The second Faust was Ismael Jordi, who once again showed excellent taste in his singing. Faust is a fairly new character for Jordi (he had sung it only a year ago in his native Jerez), but he showed a fine knowledge of the score and handled the highest notes with ease. Obviously, he does not have the timbre of Piotr Beczala but few do. That does not prevent one from thinking his performance was remarkable.
Marguerite was sung by soprano Marina Rebeka, who also gave an outstanding performance in terms both of singing and acting. She was especially good in Act III in the aria of the jewels and in the duet with Faust, and she was perfect in the church scene and in the aria ‘Il ne revient pas’.
In the second cast, Marguerite was played by soprano Irina Lungu, who did very well in the part. Her vocal resources are below those of Marina Rebeka both in quantity and quality, but that doesn’t prevent one from admiring her performance.
Luca Pisaroni as Méphistophélès was convincing on stage, although vocally he comes up a bit short: his voice is not particularly strong and he wasn’t helped by all the sound coming from the pit. For my taste the character requires a darker voice than his. He makes a better impression in Baroque opera and Mozart, as we have seen so many times.
In the second cast, Erwin Schrott was a terrific performer on stage and has a wider voice than Luca Pisaroni’s. But, as with Pisaroni, I have to say that I prefer a darker voice in the part. It is curious to watch the vocal evolution of this singer who is becoming more and more a baritone.

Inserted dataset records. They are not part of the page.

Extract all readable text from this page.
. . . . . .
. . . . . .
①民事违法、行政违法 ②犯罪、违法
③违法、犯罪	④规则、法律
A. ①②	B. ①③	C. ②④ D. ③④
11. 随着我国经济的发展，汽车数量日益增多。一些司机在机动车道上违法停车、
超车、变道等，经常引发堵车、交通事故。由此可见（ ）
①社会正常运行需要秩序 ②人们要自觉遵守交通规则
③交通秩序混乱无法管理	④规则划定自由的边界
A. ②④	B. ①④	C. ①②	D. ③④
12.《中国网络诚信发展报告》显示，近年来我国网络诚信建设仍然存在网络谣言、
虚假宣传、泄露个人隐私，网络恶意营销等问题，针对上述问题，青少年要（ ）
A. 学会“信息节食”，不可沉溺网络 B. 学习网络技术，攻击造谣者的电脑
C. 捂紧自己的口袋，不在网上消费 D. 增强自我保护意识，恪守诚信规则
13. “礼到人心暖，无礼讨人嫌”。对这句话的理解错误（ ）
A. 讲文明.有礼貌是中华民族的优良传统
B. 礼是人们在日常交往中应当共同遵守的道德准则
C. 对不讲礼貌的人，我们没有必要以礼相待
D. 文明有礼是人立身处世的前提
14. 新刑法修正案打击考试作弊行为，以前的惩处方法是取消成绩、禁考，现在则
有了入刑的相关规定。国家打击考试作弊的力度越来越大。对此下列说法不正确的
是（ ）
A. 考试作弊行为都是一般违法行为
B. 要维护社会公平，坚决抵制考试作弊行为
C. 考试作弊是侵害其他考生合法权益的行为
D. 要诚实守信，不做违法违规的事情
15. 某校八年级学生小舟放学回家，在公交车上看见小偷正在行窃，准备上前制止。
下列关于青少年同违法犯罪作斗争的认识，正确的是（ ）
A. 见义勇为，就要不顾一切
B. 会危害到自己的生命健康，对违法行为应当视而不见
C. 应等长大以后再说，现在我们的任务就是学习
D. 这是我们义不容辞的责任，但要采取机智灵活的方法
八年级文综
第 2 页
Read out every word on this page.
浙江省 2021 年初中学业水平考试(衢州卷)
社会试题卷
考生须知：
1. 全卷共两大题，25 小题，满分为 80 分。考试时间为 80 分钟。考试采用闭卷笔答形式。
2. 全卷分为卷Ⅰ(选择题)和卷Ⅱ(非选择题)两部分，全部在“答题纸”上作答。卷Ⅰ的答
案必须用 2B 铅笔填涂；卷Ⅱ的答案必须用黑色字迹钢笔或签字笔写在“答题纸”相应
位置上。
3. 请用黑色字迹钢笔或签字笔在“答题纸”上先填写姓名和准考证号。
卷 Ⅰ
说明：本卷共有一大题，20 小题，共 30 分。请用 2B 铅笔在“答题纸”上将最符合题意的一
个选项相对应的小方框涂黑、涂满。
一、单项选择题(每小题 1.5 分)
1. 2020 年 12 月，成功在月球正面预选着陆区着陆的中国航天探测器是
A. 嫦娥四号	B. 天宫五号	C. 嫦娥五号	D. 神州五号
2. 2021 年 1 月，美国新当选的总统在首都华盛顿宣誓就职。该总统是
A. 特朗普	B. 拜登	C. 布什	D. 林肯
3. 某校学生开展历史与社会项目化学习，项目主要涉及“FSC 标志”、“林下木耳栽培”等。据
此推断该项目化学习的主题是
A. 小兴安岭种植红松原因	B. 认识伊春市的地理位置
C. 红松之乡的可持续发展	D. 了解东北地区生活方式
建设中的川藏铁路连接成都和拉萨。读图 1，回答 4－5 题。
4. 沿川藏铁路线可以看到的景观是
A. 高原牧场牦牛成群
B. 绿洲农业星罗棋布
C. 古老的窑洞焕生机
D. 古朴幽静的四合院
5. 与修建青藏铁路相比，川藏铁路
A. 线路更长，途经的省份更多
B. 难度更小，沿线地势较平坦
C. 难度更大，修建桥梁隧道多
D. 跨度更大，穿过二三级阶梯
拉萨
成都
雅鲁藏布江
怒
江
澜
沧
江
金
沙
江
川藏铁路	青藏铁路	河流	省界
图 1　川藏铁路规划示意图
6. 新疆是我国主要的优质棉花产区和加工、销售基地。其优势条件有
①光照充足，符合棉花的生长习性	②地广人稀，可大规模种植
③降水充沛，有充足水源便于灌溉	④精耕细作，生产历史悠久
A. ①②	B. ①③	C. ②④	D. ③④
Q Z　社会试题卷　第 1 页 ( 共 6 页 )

French baritone Stéphane Degout was an irreproachable Valentine, well suited to the needs of the character and remarkable in his two arias: a successful debut at Teatro Real. I was less excited by John Chest in the second cast.
Serena Malfi did well as Siebel, although I found her tighter at the top than before. In the second cast, Annalisa Stroppa was fine in the role. Sylvie Brunet-Grupposo was a remarkable Marthe, as was veteran Diana Montague in the second cast. Finally, Isaac Galán completed the cast as Wagner.